Guillaume Vogel (Atout France) : "Il faut se mobiliser collectivement pour accompagner les propriétaires en stations de montagne"

Au lendemain d'un colloque organisé le 17 avril à Grenoble par Atout France, en partenariat avec la Banque des Territoires, l'ANCT, l'Anem et l'ANMSM, sur le thème "Régénération montagnes : construire ensemble leurs avenirs et leurs transitions", Guillaume Vogel, chef de projet FTI (France tourisme ingénierie) chez Atout France, revient pour Localtis sur cet événement. 

Localtis - Quel tableau général peut-on dresser de la situation du parc immobilier des stations de montagne ?

Guillaume Vogel - Les stations ont été principalement construites pendant le plan Neige, mis en œuvre dans les années 1960 et 1970, et sont composées à 80% de résidences secondaires qui, elles-mêmes, sont en très grande majorité en copropriétés avec ce que cela implique en termes de décisions, de votes de travaux.
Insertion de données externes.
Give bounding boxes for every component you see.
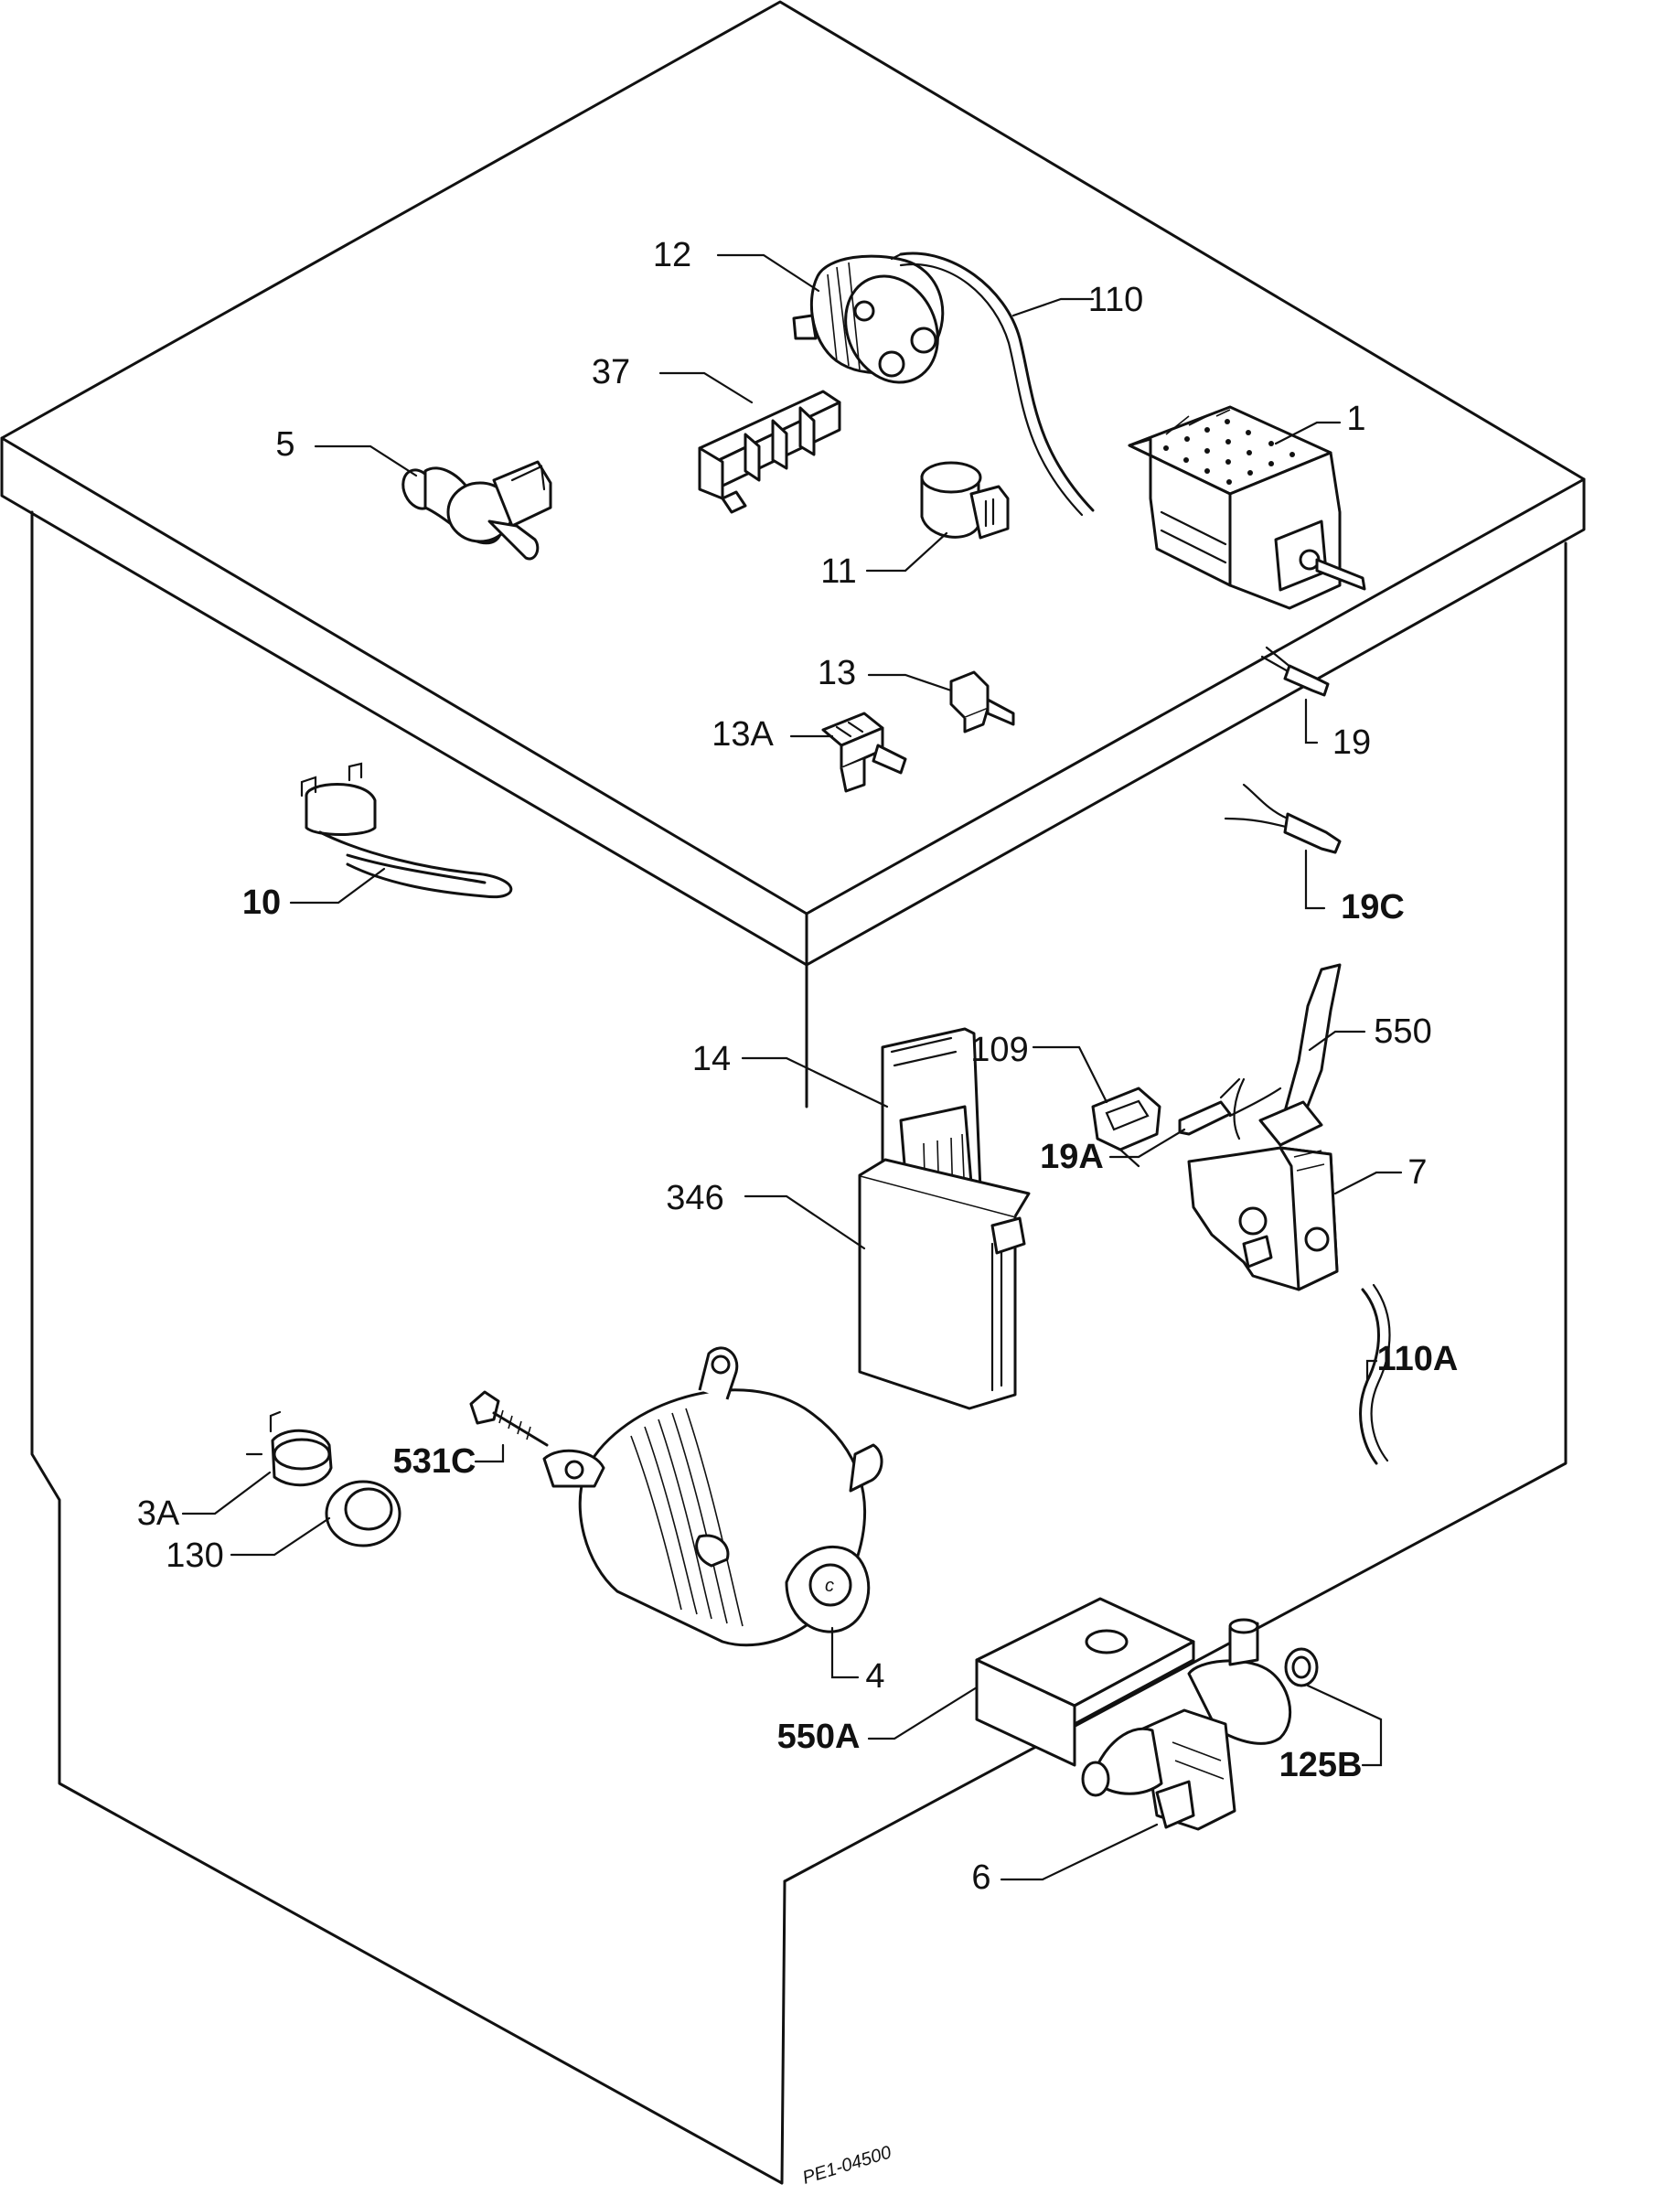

C'est ce qui fait qu'au-delà des hébergements touristiques marchands professionnels, on se retrouve avec des hébergements touristiques sous forme de résidences secondaires potentiellement louées ou occupés par leurs propriétaires sous le régime de la propriété privée. Ces derniers sont invités à agir, ce qui nécessite un accompagnement.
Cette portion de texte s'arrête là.